Чаще в рогаточку — тоненькую резиночку, вытянутую из бельевой резинки, — вкладывается скатанный из бумаги и согнутый пополам столбик. Хороший удар такой пульки тоже вышибает слезы, а при прямом попадании в глаз в большинстве случаев опять же лишает глазевшего человека глаза. Но я ни одного такого случая не помню и думаю, что все остались с глазами, благодаря мастерству стрелков.
— Сесть я сказала! Се-есть! На парты! Скоты, не на парты! За парты! Отдай, Евменцев! Евменцев, отдай журнал! Скотина, гадина, идиотина, отдашь ты или нет?

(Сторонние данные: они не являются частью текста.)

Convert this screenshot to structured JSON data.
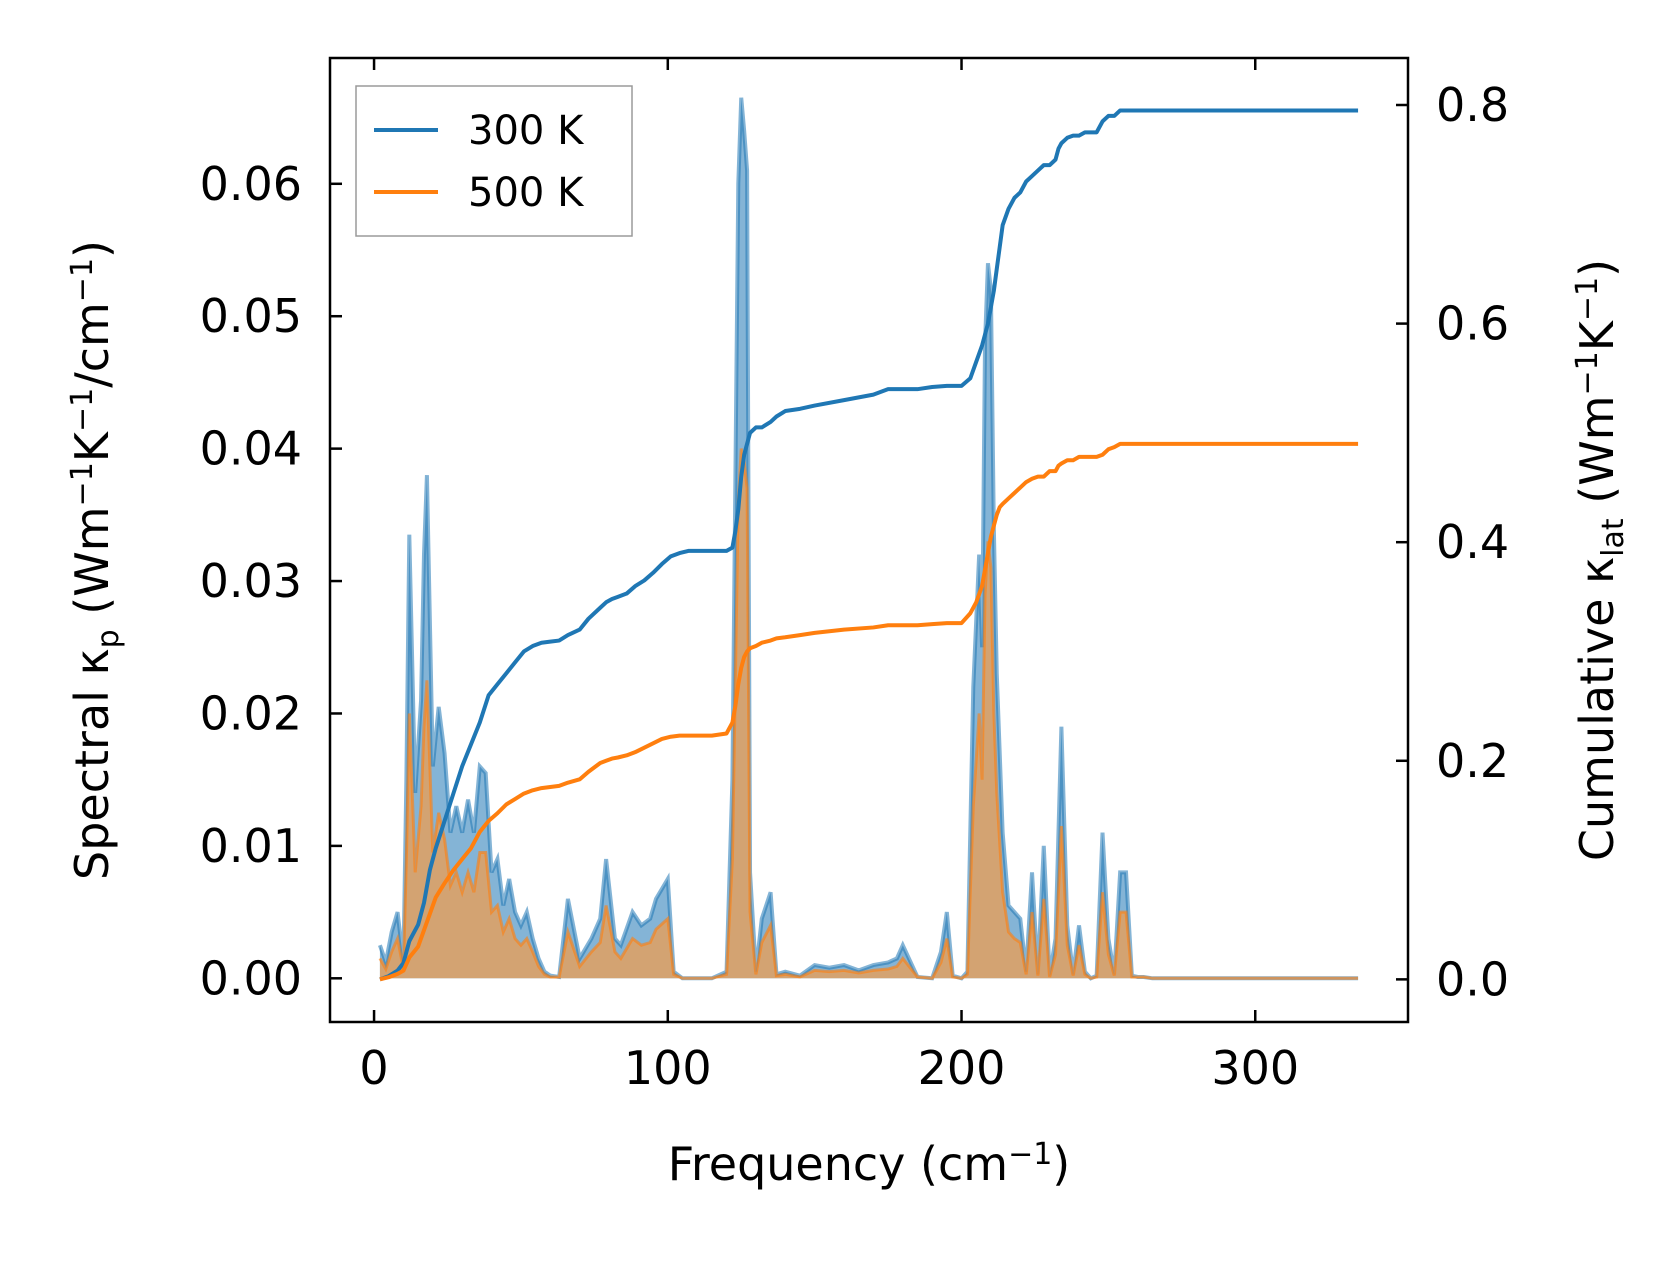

Нет, я не-е-е могу! Ну не могу! А-о-ой! Кто стрелял? Мерзавцы! Мее-ааав-цыы! Аа-а!!! Что это? Что вы подложили?! Ну что вы подложили? Сало? Почему сало? Почему этот грязный кусок сала? Что это значит? Что это значит отдай ты мне журнал Евменцев! Нет, вы меня не затравите! Ай-й! Больно же! Нет, я вам не Марья Ивановна… Это вам не рисование! Это вам… Не-е-ет! Меня не затравишь! На! На! На! Журналом тебя скотину, идиотину, гадину! Ста-рос-та-а-а! Он!.. он!.. он меня ударил в грудь! Мать! Мать! Мать приведешь в следующий раз! В следующий раз мать приведешь… Слышишь, бандит, слышишь, идиотина! Приведешь, понял!
— Понял! Хер тебе, а не мать! — отвечает ученик пятого класса Стенюшкин своей учительнице по истории древнего мира Марье Павловне, и даже не уворачивается, потому что кусок хмурого сала, по-женски неумело брошенный в него ополоумевшей учительницей, пролетает мимо.